That’s roughly five times the level seen in the earliest days of the Iran war, and an even larger multiple of the fractions of a percentage point seen in periods when there’s relatively little conflict. (Read the full story here by Alex Longley.)

While it’s still possible to insure the handful of vessels looking to cross the waterway, at least 20 ships have been involved in security incidents since March 1 in and around the Persian Gulf, and there remains a big question over shipowners’ willingness given the safety risks.

As the war continues to roil oil markets and global shipping, President Donald Trump has also voiced frustration with nations that have been noncommittal about helping ensure vessels can transit the waterway. At the same time, details of his US-government backed, $20-billion reinsurance program aimed at reopening the vital passageway remain unclear.

On Monday, Trump said he had requested China — among those countries he’s asked for help securing transit through the strait — to delay a March 31-April 2 summit planned with his counterpart Xi Jinping for about a month, saying it was important for him to remain in Washington to oversee the war.

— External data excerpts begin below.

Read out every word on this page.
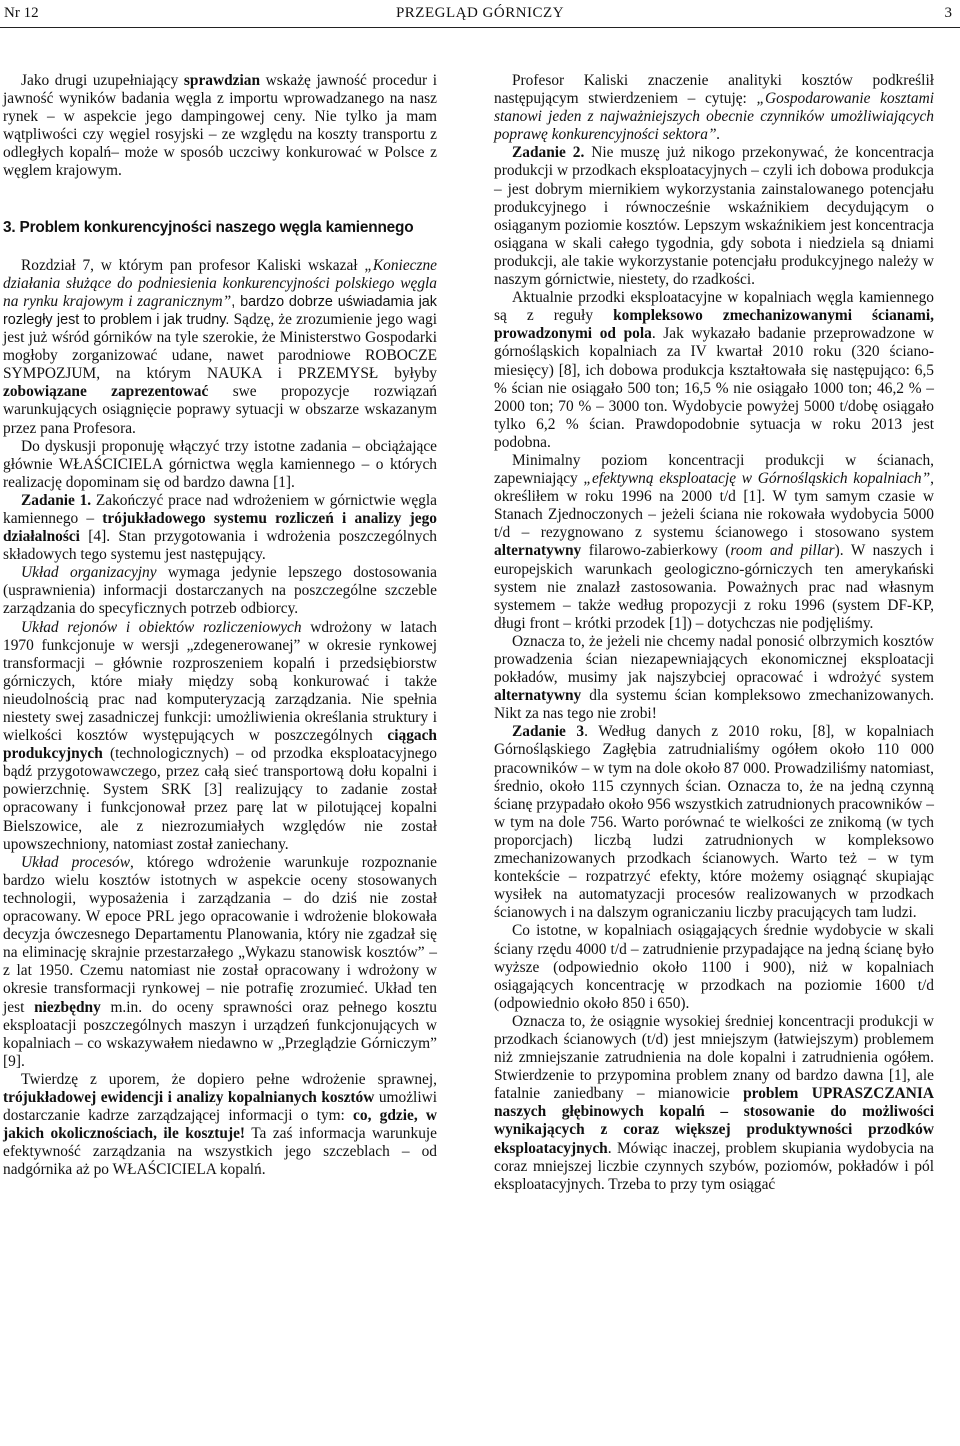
Nr 12	PRZEGLĄD GÓRNICZY	3

Jako drugi uzupełniający sprawdzian wskażę jawność procedur i jawność wyników badania węgla z importu wprowadzanego na nasz rynek – w aspekcie jego dampingowej ceny. Nie tylko ja mam wątpliwości czy węgiel rosyjski – ze względu na koszty transportu z odległych kopalń– może w sposób uczciwy konkurować w Polsce z węglem krajowym.

3. Problem konkurencyjności naszego węgla kamiennego

Rozdział 7, w którym pan profesor Kaliski wskazał „Konieczne działania służące do podniesienia konkurencyjności polskiego węgla na rynku krajowym i zagranicznym”, bardzo dobrze uświadamia jak rozległy jest to problem i jak trudny. Sądzę, że zrozumienie jego wagi jest już wśród górników na tyle szerokie, że Ministerstwo Gospodarki mogłoby zorganizować udane, nawet parodniowe ROBOCZE SYMPOZJUM, na którym NAUKA i PRZEMYSŁ byłyby zobowiązane zaprezentować swe propozycje rozwiązań warunkujących osiągnięcie poprawy sytuacji w obszarze wskazanym przez pana Profesora.

Do dyskusji proponuję włączyć trzy istotne zadania – obciążające głównie WŁAŚCICIELA górnictwa węgla kamiennego – o których realizację dopominam się od bardzo dawna [1].

Zadanie 1. Zakończyć prace nad wdrożeniem w górnictwie węgla kamiennego – trójukładowego systemu rozliczeń i analizy jego działalności [4]. Stan przygotowania i wdrożenia poszczególnych składowych tego systemu jest następujący.

Układ organizacyjny wymaga jedynie lepszego dostosowania (usprawnienia) informacji dostarczanych na poszczególne szczeble zarządzania do specyficznych potrzeb odbiorcy.

Układ rejonów i obiektów rozliczeniowych wdrożony w latach 1970 funkcjonuje w wersji „zdegenerowanej” w okresie rynkowej transformacji – głównie rozproszeniem kopalń i przedsiębiorstw górniczych, które miały między sobą konkurować i także nieudolnością prac nad komputeryzacją zarządzania. Nie spełnia niestety swej zasadniczej funkcji: umożliwienia określania struktury i wielkości kosztów występujących w poszczególnych ciągach produkcyjnych (technologicznych) – od przodka eksploatacyjnego bądź przygotowawczego, przez całą sieć transportową dołu kopalni i powierzchnię. System SRK [3] realizujący to zadanie został opracowany i funkcjonował przez parę lat w pilotującej kopalni Bielszowice, ale z niezrozumiałych względów nie został upowszechniony, natomiast został zaniechany.

Układ procesów, którego wdrożenie warunkuje rozpoznanie bardzo wielu kosztów istotnych w aspekcie oceny stosowanych technologii, wyposażenia i zarządzania – do dziś nie został opracowany. W epoce PRL jego opracowanie i wdrożenie blokowała decyzja ówczesnego Departamentu Planowania, który nie zgadzał się na eliminację skrajnie przestarzałego „Wykazu stanowisk kosztów” – z lat 1950. Czemu natomiast nie został opracowany i wdrożony w okresie transformacji rynkowej – nie potrafię zrozumieć. Układ ten jest niezbędny m.in. do oceny sprawności oraz pełnego kosztu eksploatacji poszczególnych maszyn i urządzeń funkcjonujących w kopalniach – co wskazywałem niedawno w „Przeglądzie Górniczym” [9].

Twierdzę z uporem, że dopiero pełne wdrożenie sprawnej, trójukładowej ewidencji i analizy kopalnianych kosztów umożliwi dostarczanie kadrze zarządzającej informacji o tym: co, gdzie, w jakich okolicznościach, ile kosztuje! Ta zaś informacja warunkuje efektywność zarządzania na wszystkich jego szczeblach – od nadgórnika aż po WŁAŚCICIELA kopalń.

Profesor Kaliski znaczenie analityki kosztów podkreślił następującym stwierdzeniem – cytuję: „Gospodarowanie kosztami stanowi jeden z najważniejszych obecnie czynników umożliwiających poprawę konkurencyjności sektora”.

Zadanie 2. Nie muszę już nikogo przekonywać, że koncentracja produkcji w przodkach eksploatacyjnych – czyli ich dobowa produkcja – jest dobrym miernikiem wykorzystania zainstalowanego potencjału produkcyjnego i równocześnie wskaźnikiem decydującym o osiąganym poziomie kosztów. Lepszym wskaźnikiem jest koncentracja osiągana w skali całego tygodnia, gdy sobota i niedziela są dniami produkcji, ale takie wykorzystanie potencjału produkcyjnego należy w naszym górnictwie, niestety, do rzadkości.

Aktualnie przodki eksploatacyjne w kopalniach węgla kamiennego są z reguły kompleksowo zmechanizowanymi ścianami, prowadzonymi od pola. Jak wykazało badanie przeprowadzone w górnośląskich kopalniach za IV kwartał 2010 roku (320 ściano-miesięcy) [8], ich dobowa produkcja kształtowała się następująco: 6,5 % ścian nie osiągało 500 ton; 16,5 % nie osiągało 1000 ton; 46,2 % – 2000 ton; 70 % – 3000 ton. Wydobycie powyżej 5000 t/dobę osiągało tylko 6,2 % ścian. Prawdopodobnie sytuacja w roku 2013 jest podobna.

Minimalny poziom koncentracji produkcji w ścianach, zapewniający „efektywną eksploatację w Górnośląskich kopalniach”, określiłem w roku 1996 na 2000 t/d [1]. W tym samym czasie w Stanach Zjednoczonych – jeżeli ściana nie rokowała wydobycia 5000 t/d – rezygnowano z systemu ścianowego i stosowano system alternatywny filarowo-zabierkowy (room and pillar). W naszych i europejskich warunkach geologiczno-górniczych ten amerykański system nie znalazł zastosowania. Poważnych prac nad własnym systemem – także według propozycji z roku 1996 (system DF-KP, długi front – krótki przodek [1]) – dotychczas nie podjęliśmy.

Oznacza to, że jeżeli nie chcemy nadal ponosić olbrzymich kosztów prowadzenia ścian niezapewniających ekonomicznej eksploatacji pokładów, musimy jak najszybciej opracować i wdrożyć system alternatywny dla systemu ścian kompleksowo zmechanizowanych. Nikt za nas tego nie zrobi!

Zadanie 3. Według danych z 2010 roku, [8], w kopalniach Górnośląskiego Zagłębia zatrudnialiśmy ogółem około 110 000 pracowników – w tym na dole około 87 000. Prowadziliśmy natomiast, średnio, około 115 czynnych ścian. Oznacza to, że na jedną czynną ścianę przypadało około 956 wszystkich zatrudnionych pracowników – w tym na dole 756. Warto porównać te wielkości ze znikomą (w tych proporcjach) liczbą ludzi zatrudnionych w kompleksowo zmechanizowanych przodkach ścianowych. Warto też – w tym kontekście – rozpatrzyć efekty, które możemy osiągnąć skupiając wysiłek na automatyzacji procesów realizowanych w przodkach ścianowych i na dalszym ograniczaniu liczby pracujących tam ludzi.

Co istotne, w kopalniach osiągających średnie wydobycie w skali ściany rzędu 4000 t/d – zatrudnienie przypadające na jedną ścianę było wyższe (odpowiednio około 1100 i 900), niż w kopalniach osiągających koncentrację w przodkach na poziomie 1600 t/d (odpowiednio około 850 i 650).

Oznacza to, że osiągnie wysokiej średniej koncentracji produkcji w przodkach ścianowych (t/d) jest mniejszym (łatwiejszym) problemem niż zmniejszanie zatrudnienia na dole kopalni i zatrudnienia ogółem. Stwierdzenie to przypomina problem znany od bardzo dawna [1], ale fatalnie zaniedbany – mianowicie problem UPRASZCZANIA naszych głębinowych kopalń – stosowanie do możliwości wynikających z coraz większej produktywności przodków eksploatacyjnych. Mówiąc inaczej, problem skupiania wydobycia na coraz mniejszej liczbie czynnych szybów, poziomów, pokładów i pól eksploatacyjnych. Trzeba to przy tym osiągać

Read more: Trump Demands Help With Hormuz, Threatens More Kharg Strikes

Meanwhile, MSC, Maersk, CMA CGM and other ocean liners have suspended service to the conflict zone or are diverting vessels away from the Mideast, and vessels that were already in or near Persian Gulf when the conflict started have been forced to discharge containers at the nearest safe port.

“For these shippers with displaced cargo, the challenges now include customs clearance at unplanned ports, arranging inland transport from unfamiliar locations and competing for berths at facilities overwhelmed by unexpected volumes,” said Xeneta’s Destine Ozuygur in a blog post Monday.

That’s an especially urgent problem for the refrigerated containers loaded with fresh food, now at risk of spoiling as they pile up at ports in the region.

Read More: Trump’s China Delay Echoes Pattern of World Stage Leverage Plays

“Around 1,000 reefer containers of fresh produce are currently held up at Jawaharlal Nehru Port Authority, primarily destined for the UAE, Saudi Arabia, Iran, and neighboring countries,” according to Dirk Stammnitz, a supply chain and logistics consultant at Catalant.

Options for getting higher value goods into and out of the region are also limited, and getting more expensive as delays mount and fuel costs climb.

“Over 25,000 flights have been canceled by major Middle East carriers, contributing to ongoing backlogs and a sharp decline in global air cargo capacity,” SEKO Logistics said Monday in a notice to clients. Air freight rates are stable but elevated — Asia-Europe has seen an increase of 45-80%, and Asia-North America rates are up 15-35%.